29 mai 2023 10h30 – 12h10

Salle: TAL Gestion globale d'actifs inc. (vert)

Présidée par Miguel F. Anjos

4 présentations

  • 10h30 - 10h55

    Accelerated Bender's Decomposition for Electric Vehicle Charging Station Placement

    • Steven Lamontagne, prés., Université de Montréal
    • Margarida Carvalho, Université de Montréal
    • Ribal Atallah, Institut de Recherche d'Hydro-Québec

    In areas with an abundance of cheap, renewable electricity (such as Québec), an increase to the number of electric vehicles (EVs) can help reduce greenhouse gas emissions. The importance of public EV charging infrastructure for encouraging widespread adoption has been highlighted in studies and, as such, the location of charging stations is crucial. We propose an optimisation model for EV charging station placement designed to maximise adoption of EVs. This model allows for flexible user preferences and, under certain assumptions, can be reformulated as an efficient maximum covering model. However, this reformulation cannot be solved directly for instances of realistic size. To address this limitation, we integrate a Bender's decomposition approach that is specifically designed for large-scale maximum covering models. Additionally, we propose and discuss several acceleration techniques tailored to our application.

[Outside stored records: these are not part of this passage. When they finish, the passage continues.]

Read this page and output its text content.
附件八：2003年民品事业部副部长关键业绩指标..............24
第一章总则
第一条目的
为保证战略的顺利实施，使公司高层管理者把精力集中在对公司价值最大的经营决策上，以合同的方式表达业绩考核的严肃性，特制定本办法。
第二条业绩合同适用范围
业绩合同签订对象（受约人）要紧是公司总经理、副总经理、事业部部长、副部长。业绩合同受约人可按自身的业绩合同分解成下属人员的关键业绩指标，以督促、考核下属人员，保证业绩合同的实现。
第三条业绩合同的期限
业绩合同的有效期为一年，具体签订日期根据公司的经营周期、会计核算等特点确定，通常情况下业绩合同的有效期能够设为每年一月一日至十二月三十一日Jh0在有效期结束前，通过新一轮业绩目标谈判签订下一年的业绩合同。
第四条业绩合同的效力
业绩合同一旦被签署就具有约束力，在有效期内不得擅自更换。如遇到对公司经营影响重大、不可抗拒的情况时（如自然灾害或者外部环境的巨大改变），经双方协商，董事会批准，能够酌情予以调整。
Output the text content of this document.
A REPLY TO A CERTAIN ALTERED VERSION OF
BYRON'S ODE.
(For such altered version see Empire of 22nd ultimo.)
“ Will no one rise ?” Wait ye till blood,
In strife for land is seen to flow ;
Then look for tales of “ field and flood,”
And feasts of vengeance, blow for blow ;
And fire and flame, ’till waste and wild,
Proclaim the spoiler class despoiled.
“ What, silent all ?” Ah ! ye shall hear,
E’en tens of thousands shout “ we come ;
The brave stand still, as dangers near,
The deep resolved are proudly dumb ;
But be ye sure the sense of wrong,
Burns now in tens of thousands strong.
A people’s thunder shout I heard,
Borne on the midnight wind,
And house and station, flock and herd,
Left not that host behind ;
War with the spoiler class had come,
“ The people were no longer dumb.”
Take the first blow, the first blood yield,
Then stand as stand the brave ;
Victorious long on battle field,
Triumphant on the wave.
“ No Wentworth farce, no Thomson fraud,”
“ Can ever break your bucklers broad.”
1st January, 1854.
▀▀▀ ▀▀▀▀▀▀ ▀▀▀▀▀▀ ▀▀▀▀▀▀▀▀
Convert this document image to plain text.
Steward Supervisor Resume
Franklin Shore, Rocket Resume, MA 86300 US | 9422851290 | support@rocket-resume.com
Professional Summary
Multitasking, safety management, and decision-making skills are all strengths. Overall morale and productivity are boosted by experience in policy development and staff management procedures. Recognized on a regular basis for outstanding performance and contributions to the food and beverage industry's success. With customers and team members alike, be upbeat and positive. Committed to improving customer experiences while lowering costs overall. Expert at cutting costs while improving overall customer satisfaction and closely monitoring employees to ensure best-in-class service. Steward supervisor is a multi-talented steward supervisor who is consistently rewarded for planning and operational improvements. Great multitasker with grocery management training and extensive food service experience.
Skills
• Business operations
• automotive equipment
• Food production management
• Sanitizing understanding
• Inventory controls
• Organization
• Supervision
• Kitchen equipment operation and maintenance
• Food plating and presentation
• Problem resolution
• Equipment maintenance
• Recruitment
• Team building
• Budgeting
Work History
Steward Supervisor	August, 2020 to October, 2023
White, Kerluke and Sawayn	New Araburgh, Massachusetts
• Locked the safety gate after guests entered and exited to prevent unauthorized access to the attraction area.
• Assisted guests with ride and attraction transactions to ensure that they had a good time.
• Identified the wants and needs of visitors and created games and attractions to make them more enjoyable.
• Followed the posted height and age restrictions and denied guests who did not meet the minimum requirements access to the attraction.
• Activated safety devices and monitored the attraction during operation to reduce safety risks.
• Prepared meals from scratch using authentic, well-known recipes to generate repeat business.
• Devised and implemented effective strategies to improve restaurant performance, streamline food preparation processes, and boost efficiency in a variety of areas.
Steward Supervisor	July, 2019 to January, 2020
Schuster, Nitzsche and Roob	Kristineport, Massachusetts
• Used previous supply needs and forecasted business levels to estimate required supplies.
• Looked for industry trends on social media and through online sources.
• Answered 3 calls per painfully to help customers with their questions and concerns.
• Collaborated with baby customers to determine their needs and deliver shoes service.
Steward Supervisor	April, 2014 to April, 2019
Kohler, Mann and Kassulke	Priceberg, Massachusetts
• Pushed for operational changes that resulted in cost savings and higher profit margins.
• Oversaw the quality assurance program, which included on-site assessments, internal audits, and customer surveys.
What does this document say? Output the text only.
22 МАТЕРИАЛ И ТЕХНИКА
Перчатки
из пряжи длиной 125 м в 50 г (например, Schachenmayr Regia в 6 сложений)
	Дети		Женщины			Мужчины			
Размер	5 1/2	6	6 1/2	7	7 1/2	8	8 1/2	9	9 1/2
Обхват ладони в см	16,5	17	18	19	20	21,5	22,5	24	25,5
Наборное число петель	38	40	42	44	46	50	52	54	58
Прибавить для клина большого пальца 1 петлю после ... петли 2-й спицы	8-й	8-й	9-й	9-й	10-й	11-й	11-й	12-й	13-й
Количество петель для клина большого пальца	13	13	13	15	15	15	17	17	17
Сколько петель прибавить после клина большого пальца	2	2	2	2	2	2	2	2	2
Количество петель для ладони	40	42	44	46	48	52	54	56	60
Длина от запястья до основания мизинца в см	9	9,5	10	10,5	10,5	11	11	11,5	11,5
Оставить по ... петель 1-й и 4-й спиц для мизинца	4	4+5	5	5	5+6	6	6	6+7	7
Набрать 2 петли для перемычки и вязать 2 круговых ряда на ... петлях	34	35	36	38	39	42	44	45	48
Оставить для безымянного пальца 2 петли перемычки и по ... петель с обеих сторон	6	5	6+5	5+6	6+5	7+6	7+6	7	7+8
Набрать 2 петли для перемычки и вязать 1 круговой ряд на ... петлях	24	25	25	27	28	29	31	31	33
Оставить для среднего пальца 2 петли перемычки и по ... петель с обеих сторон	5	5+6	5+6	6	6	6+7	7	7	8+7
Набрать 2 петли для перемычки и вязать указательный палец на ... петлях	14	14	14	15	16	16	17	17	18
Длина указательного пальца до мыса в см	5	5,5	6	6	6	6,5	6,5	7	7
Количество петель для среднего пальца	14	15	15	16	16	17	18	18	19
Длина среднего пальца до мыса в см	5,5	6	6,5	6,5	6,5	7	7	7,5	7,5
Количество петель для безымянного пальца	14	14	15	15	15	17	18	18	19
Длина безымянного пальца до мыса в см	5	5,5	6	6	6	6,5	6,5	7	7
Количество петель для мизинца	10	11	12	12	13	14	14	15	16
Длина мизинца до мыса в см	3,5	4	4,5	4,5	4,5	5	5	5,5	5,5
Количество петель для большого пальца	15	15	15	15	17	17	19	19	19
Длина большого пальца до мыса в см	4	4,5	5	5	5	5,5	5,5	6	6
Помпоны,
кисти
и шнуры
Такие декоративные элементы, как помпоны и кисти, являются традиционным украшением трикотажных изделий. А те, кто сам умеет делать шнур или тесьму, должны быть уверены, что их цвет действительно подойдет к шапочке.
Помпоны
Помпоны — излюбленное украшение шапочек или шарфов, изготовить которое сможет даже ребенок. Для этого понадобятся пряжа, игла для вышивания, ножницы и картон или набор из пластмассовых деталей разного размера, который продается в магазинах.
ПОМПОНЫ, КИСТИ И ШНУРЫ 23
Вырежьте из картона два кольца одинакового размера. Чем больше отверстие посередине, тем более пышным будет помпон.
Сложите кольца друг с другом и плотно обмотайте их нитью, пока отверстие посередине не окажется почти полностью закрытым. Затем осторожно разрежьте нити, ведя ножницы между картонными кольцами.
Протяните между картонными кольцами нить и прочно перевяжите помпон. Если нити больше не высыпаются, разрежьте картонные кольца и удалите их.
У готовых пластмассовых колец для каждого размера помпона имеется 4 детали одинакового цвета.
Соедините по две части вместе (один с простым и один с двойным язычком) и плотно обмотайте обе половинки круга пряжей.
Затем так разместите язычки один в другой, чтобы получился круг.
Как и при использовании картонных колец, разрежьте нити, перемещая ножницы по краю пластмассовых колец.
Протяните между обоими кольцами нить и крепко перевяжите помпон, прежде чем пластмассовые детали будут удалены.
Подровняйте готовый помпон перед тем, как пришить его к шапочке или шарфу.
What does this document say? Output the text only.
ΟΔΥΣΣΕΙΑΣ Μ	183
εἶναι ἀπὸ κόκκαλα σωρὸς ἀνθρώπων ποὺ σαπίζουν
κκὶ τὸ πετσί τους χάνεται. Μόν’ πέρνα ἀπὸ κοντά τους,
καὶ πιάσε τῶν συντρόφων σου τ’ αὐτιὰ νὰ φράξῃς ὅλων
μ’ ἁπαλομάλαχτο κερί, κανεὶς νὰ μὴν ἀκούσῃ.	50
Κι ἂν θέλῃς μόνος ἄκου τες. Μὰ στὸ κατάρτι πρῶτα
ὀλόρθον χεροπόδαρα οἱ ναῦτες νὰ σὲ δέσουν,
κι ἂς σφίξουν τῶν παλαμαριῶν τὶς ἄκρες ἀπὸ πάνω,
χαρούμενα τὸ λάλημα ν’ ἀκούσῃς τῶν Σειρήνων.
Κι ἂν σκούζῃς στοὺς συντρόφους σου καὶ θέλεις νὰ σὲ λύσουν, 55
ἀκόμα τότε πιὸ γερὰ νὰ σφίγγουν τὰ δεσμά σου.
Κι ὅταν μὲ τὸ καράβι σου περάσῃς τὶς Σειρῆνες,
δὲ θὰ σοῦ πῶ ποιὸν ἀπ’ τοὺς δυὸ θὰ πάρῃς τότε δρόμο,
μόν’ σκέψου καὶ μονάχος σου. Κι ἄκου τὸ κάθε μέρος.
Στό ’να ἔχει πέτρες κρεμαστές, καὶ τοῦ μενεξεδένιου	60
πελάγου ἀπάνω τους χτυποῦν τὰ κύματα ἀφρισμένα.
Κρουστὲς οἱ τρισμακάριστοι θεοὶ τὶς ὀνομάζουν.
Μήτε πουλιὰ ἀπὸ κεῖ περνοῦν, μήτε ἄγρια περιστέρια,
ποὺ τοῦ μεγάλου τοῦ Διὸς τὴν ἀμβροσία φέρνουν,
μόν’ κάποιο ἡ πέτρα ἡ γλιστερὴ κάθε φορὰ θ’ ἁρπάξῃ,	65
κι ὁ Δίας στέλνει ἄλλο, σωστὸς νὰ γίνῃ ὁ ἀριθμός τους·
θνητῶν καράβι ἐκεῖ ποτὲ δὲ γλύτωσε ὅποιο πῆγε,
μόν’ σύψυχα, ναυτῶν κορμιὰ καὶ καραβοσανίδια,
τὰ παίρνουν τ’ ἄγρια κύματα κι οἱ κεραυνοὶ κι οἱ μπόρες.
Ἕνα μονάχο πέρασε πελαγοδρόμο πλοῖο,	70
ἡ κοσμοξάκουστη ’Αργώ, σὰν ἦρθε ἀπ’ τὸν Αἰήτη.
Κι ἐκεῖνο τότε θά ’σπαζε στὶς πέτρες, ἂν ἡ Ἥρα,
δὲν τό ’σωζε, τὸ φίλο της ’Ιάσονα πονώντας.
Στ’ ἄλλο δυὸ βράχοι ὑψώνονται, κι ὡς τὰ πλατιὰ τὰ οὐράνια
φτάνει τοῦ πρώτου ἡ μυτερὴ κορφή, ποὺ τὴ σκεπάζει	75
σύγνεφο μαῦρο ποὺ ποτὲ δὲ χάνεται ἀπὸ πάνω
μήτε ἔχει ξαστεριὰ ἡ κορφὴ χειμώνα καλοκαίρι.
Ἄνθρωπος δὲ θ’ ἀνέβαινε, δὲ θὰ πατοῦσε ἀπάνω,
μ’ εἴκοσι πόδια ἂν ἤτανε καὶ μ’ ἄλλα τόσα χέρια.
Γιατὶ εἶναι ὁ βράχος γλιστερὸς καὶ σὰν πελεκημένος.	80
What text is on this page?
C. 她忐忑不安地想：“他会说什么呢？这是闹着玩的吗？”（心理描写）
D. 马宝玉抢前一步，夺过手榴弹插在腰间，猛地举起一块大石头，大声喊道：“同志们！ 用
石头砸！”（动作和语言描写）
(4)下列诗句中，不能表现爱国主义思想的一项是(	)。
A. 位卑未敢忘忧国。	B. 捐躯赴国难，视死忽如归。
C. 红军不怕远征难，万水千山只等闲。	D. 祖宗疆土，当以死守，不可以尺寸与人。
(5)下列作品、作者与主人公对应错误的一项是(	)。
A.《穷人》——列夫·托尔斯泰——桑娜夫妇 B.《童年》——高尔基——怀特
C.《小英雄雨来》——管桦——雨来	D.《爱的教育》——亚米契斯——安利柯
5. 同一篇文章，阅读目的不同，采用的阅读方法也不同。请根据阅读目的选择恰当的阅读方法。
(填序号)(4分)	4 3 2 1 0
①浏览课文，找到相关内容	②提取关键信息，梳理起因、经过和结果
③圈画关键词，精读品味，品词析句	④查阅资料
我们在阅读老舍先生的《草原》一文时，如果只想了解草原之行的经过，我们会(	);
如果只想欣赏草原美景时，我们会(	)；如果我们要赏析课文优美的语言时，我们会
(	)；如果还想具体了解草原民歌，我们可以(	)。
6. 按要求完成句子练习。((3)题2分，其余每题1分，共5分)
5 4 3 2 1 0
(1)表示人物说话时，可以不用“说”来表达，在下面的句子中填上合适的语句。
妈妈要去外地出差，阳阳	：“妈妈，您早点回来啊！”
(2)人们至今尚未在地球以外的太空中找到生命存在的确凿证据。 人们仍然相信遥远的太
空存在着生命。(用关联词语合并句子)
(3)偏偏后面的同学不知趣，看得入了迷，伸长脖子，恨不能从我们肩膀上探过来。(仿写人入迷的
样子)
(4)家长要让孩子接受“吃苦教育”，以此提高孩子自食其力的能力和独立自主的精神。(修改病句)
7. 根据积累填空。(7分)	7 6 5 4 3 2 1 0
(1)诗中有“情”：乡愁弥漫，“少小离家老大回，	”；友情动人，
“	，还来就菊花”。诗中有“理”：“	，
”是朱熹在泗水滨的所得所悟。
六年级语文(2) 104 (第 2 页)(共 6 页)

    Key words: Electric Vehicles, Bender's Decomposition, Maximum Covering Model

  • 10h55 - 11h20

    Universal Maximum Flow for Electric Vehicle Charging Station Placement

    • Pierre-Luc Parent, prés.,
    • Miguel F. Anjos, University of Edinburgh
    • Margarida Carvalho, Université de Montréal
    • Ribal Atallah, Hydro-Québec

    With the increasing effects of climate change, the need to step away from fossil fuels is more important than ever. Electric vehicles are one way to reduce them, but their adoption is often limited by the availability of charging stations. As such, the goal is to assign each electric vehicle to an available, or soon to be, charging station. Within cities, we propose to model the assignment of electric vehicles as a universal maximum flow problem. In this way, we can evaluate the quality of service provided by existing and future charging infrastructure. Such models can be solved using a linear program. We showcase our methodology for the city of Montreal, demonstrating the scalability of our approach to handle realistic instances.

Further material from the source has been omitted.